The discovery was sweet—a victory of believing over seeing. The world I thought was manifestly flat actually turned out to be round! I saw into the picture and discovered a new level of truth and reality.
The thief hanging on the cross alongside Jesus saw something the first thief couldn’t. “This man has done no wrong,” he said. “Lord, remember me when you come into your kingdom” (Luke 23:41-42). What appeared to the first thief to be nothing more than a two-dimensional world of crime and punishment had within it another truth and a profound reality—for those who would look and see.
The second thief looked deeply into the moment and saw more than a cross—he saw a throne. He saw more than a common criminal—he saw an uncommon king. He saw a world built not around brutish justice but gentle mercy. He didn’t see defeat, but victory; no anger, only love.
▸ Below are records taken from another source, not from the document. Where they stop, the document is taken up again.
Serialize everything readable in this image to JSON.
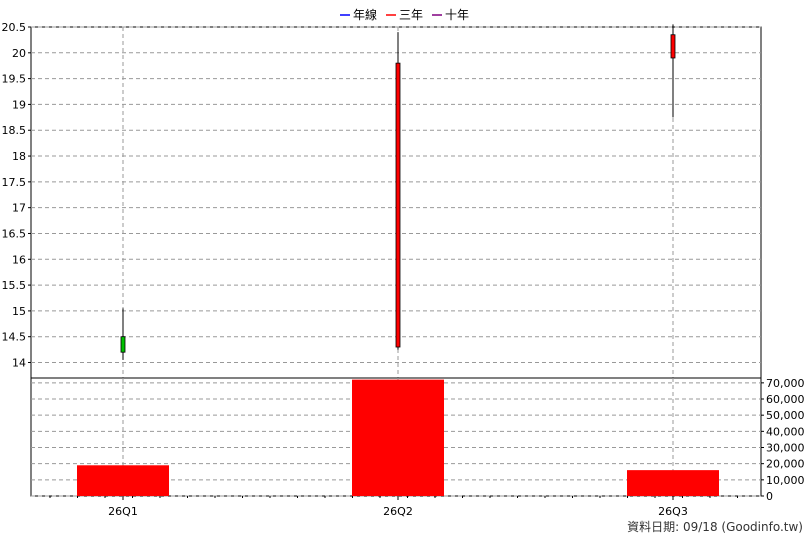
{
  "legend": [
    {
      "label": "年線",
      "color": "#0000ff"
    },
    {
      "label": "三年",
      "color": "#ff0000"
    },
    {
      "label": "十年",
      "color": "#800080"
    }
  ],
  "footer": "資料日期: 09/18  (Goodinfo.tw)",
  "chart_data": [
    {
      "type": "candlestick",
      "categories": [
        "26Q1",
        "26Q2",
        "26Q3"
      ],
      "ylim": [
        13.7,
        20.5
      ],
      "yticks": [
        "14",
        "14.5",
        "15",
        "15.5",
        "16",
        "16.5",
        "17",
        "17.5",
        "18",
        "18.5",
        "19",
        "19.5",
        "20",
        "20.5"
      ],
      "candles": [
        {
          "x": "26Q1",
          "open": 14.2,
          "close": 14.5,
          "high": 15.05,
          "low": 14.05,
          "color": "#00c000"
        },
        {
          "x": "26Q2",
          "open": 19.8,
          "close": 14.3,
          "high": 20.4,
          "low": 14.25,
          "color": "#ff0000"
        },
        {
          "x": "26Q3",
          "open": 20.35,
          "close": 19.9,
          "high": 20.55,
          "low": 18.75,
          "color": "#ff0000"
        }
      ],
      "grid": true
    },
    {
      "type": "bar",
      "categories": [
        "26Q1",
        "26Q2",
        "26Q3"
      ],
      "values": [
        19000,
        72000,
        16000
      ],
      "color": "#ff0000",
      "ylim": [
        0,
        73000
      ],
      "yticks": [
        "0",
        "10,000",
        "20,000",
        "30,000",
        "40,000",
        "50,000",
        "60,000",
        "70,000"
      ],
      "axis_position": "right",
      "grid": true
    }
  ]
}
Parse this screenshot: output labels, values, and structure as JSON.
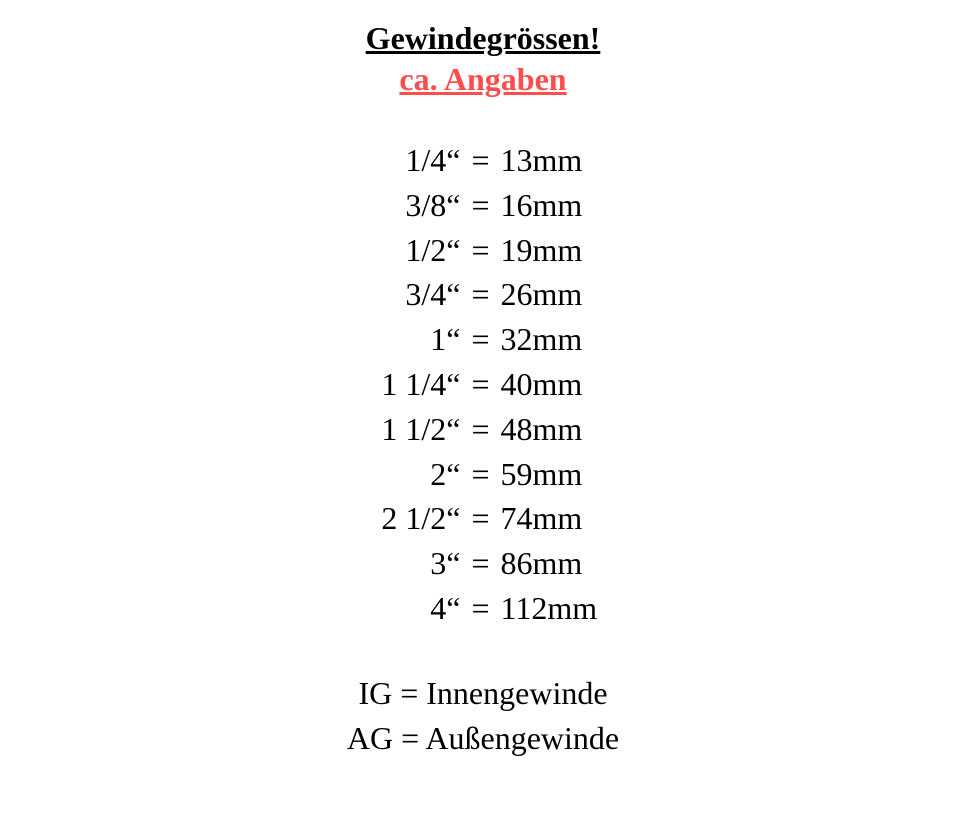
{
  "header": {
    "title": "Gewindegrössen!",
    "subtitle": "ca. Angaben",
    "title_color": "#000000",
    "subtitle_color": "#ff4d4d"
  },
  "sizes": [
    {
      "inch": "1/4“",
      "mm": "13mm"
    },
    {
      "inch": "3/8“",
      "mm": "16mm"
    },
    {
      "inch": "1/2“",
      "mm": "19mm"
    },
    {
      "inch": "3/4“",
      "mm": "26mm"
    },
    {
      "inch": "1“",
      "mm": "32mm"
    },
    {
      "inch": "1 1/4“",
      "mm": "40mm"
    },
    {
      "inch": "1 1/2“",
      "mm": "48mm"
    },
    {
      "inch": "2“",
      "mm": "59mm"
    },
    {
      "inch": "2 1/2“",
      "mm": "74mm"
    },
    {
      "inch": "3“",
      "mm": "86mm"
    },
    {
      "inch": "4“",
      "mm": "112mm"
    }
  ],
  "equals": "=",
  "legend": {
    "ig": "IG = Innengewinde",
    "ag": "AG = Außengewinde"
  },
  "style": {
    "background_color": "#ffffff",
    "text_color": "#000000",
    "font_family": "Georgia, Times New Roman, serif",
    "title_fontsize": 32,
    "body_fontsize": 32,
    "line_height": 1.4
  }
}
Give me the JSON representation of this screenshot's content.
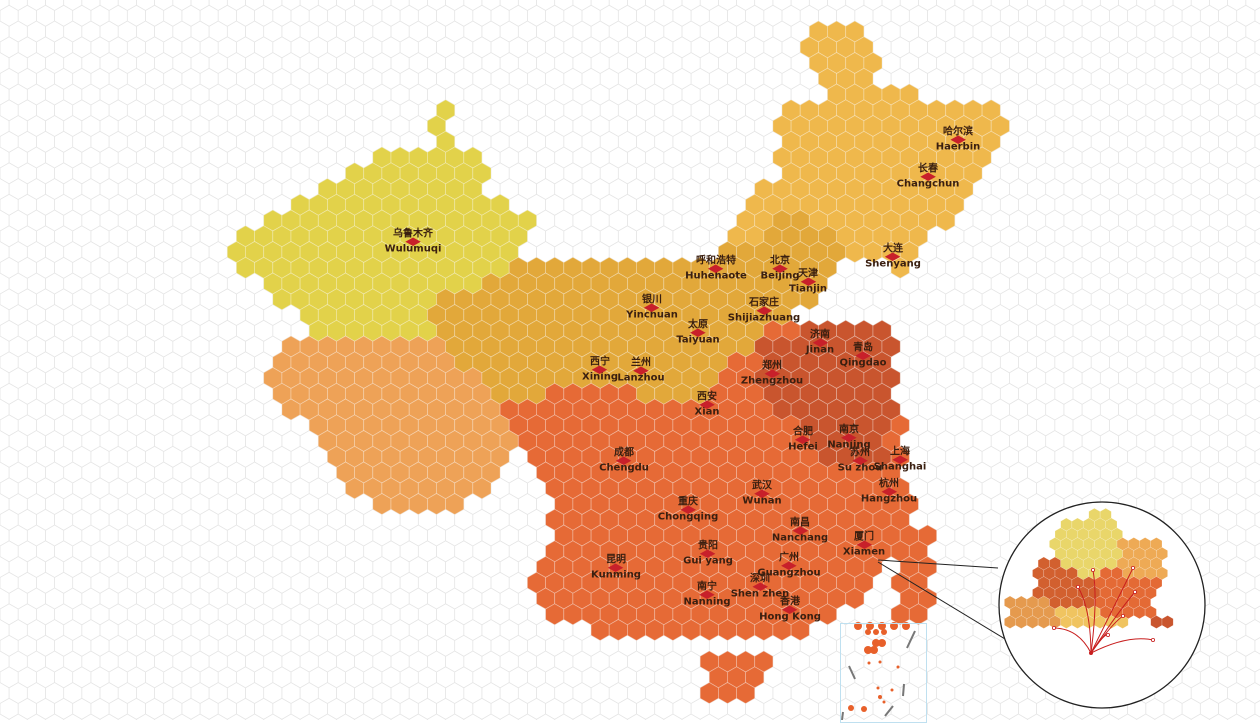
{
  "colors": {
    "xinjiang_yellow": "#e2d24a",
    "west_orange": "#eea257",
    "north_gold": "#e2a83a",
    "northeast_gold": "#efb84c",
    "south_red_orange": "#e66a36",
    "east_dark": "#c9552e",
    "marker_red": "#c8202a",
    "grid_line": "#e6e6e6"
  },
  "cities": [
    {
      "zh": "乌鲁木齐",
      "en": "Wulumuqi"
    },
    {
      "zh": "哈尔滨",
      "en": "Haerbin"
    },
    {
      "zh": "长春",
      "en": "Changchun"
    },
    {
      "zh": "大连",
      "en": "Shenyang"
    },
    {
      "zh": "呼和浩特",
      "en": "Huhehaote"
    },
    {
      "zh": "北京",
      "en": "Beijing"
    },
    {
      "zh": "天津",
      "en": "Tianjin"
    },
    {
      "zh": "银川",
      "en": "Yinchuan"
    },
    {
      "zh": "石家庄",
      "en": "Shijiazhuang"
    },
    {
      "zh": "太原",
      "en": "Taiyuan"
    },
    {
      "zh": "济南",
      "en": "Jinan"
    },
    {
      "zh": "青岛",
      "en": "Qingdao"
    },
    {
      "zh": "西宁",
      "en": "Xining"
    },
    {
      "zh": "兰州",
      "en": "Lanzhou"
    },
    {
      "zh": "郑州",
      "en": "Zhengzhou"
    },
    {
      "zh": "西安",
      "en": "Xian"
    },
    {
      "zh": "合肥",
      "en": "Hefei"
    },
    {
      "zh": "南京",
      "en": "Nanjing"
    },
    {
      "zh": "苏州",
      "en": "Su zhou"
    },
    {
      "zh": "上海",
      "en": "Shanghai"
    },
    {
      "zh": "成都",
      "en": "Chengdu"
    },
    {
      "zh": "杭州",
      "en": "Hangzhou"
    },
    {
      "zh": "武汉",
      "en": "Wuhan"
    },
    {
      "zh": "重庆",
      "en": "Chongqing"
    },
    {
      "zh": "南昌",
      "en": "Nanchang"
    },
    {
      "zh": "厦门",
      "en": "Xiamen"
    },
    {
      "zh": "贵阳",
      "en": "Gui yang"
    },
    {
      "zh": "昆明",
      "en": "Kunming"
    },
    {
      "zh": "广州",
      "en": "Guangzhou"
    },
    {
      "zh": "深圳",
      "en": "Shen zhen"
    },
    {
      "zh": "南宁",
      "en": "Nanning"
    },
    {
      "zh": "香港",
      "en": "Hong Kong"
    }
  ]
}
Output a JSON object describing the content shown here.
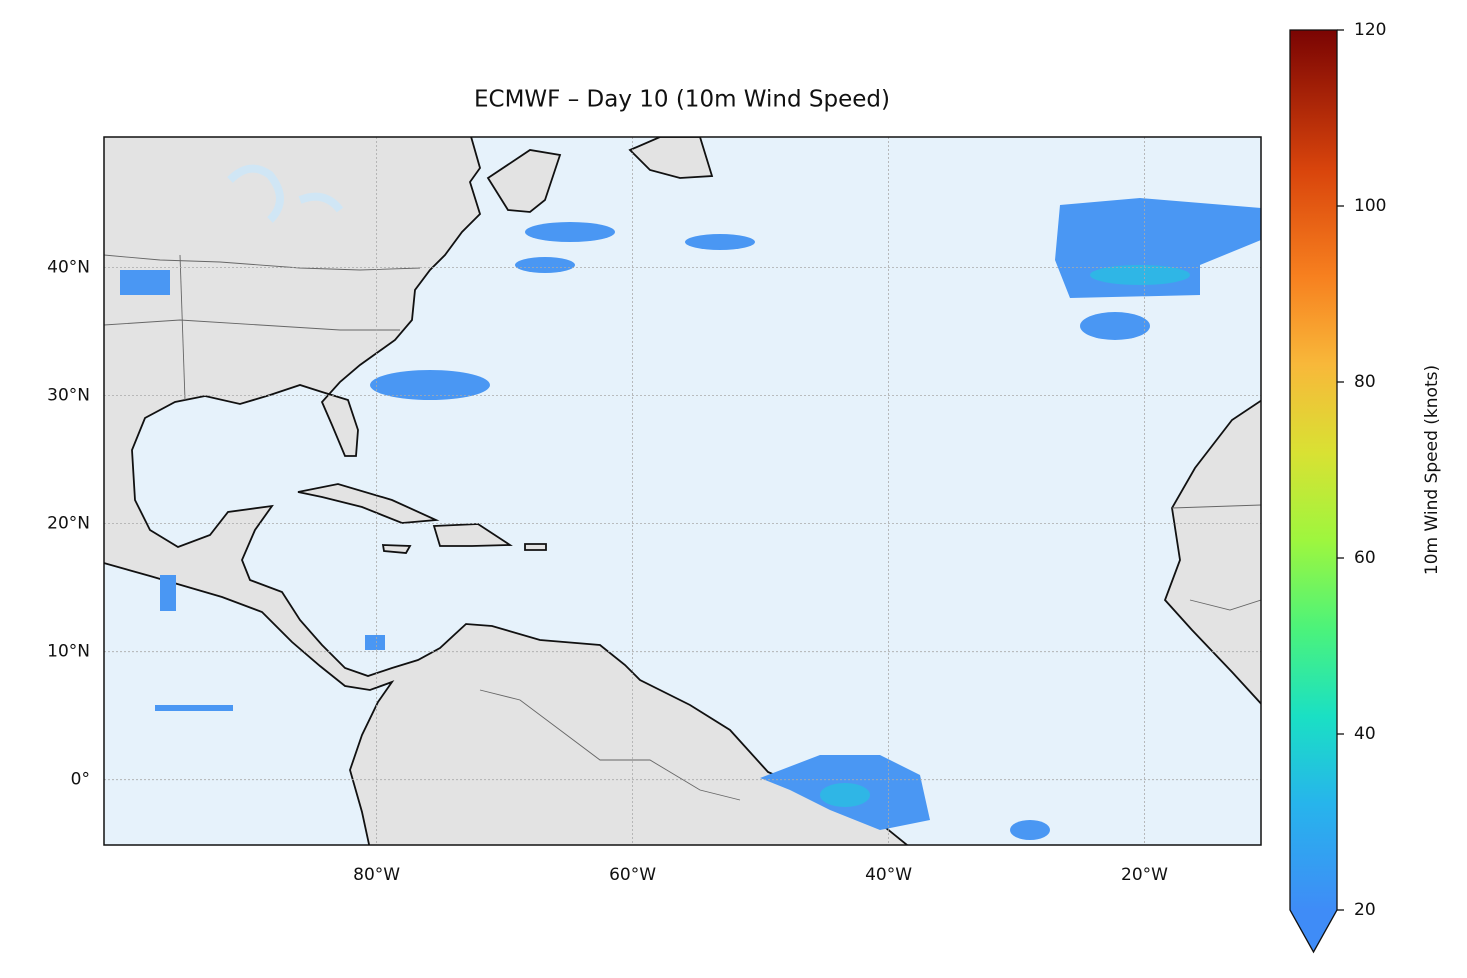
{
  "chart_data": {
    "type": "map",
    "title": "ECMWF – Day 10 (10m Wind Speed)",
    "xlim": [
      -101.3,
      -10.9
    ],
    "ylim": [
      -5.1,
      50.2
    ],
    "xticks": [
      {
        "value": -80,
        "label": "80°W"
      },
      {
        "value": -60,
        "label": "60°W"
      },
      {
        "value": -40,
        "label": "40°W"
      },
      {
        "value": -20,
        "label": "20°W"
      }
    ],
    "yticks": [
      {
        "value": 0,
        "label": "0°"
      },
      {
        "value": 10,
        "label": "10°N"
      },
      {
        "value": 20,
        "label": "20°N"
      },
      {
        "value": 30,
        "label": "30°N"
      },
      {
        "value": 40,
        "label": "40°N"
      }
    ],
    "grid": true,
    "colorbar": {
      "label": "10m Wind Speed (knots)",
      "lim": [
        20,
        120
      ],
      "ticks": [
        20,
        40,
        60,
        80,
        100,
        120
      ]
    }
  }
}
There was no death, just the affirmation of life.
Jeremiah got it. He looked deeply into the picture of the future and saw that a new shepherd would arise for the people. Paul got it. He looked into the man Jesus and saw the triumphant Christ. He saw Godhead and pre-eminence; he saw victory and hope.
The world I look at, even still, appears often to be two-dimensional and nearly pointless. It can seem void of depth and purpose. It’s only the eyes of faith and the colors of grace that bring to life the marvel that is actually there. Christ is King, and his rule of gentleness and mercy has rewritten the truth about everything.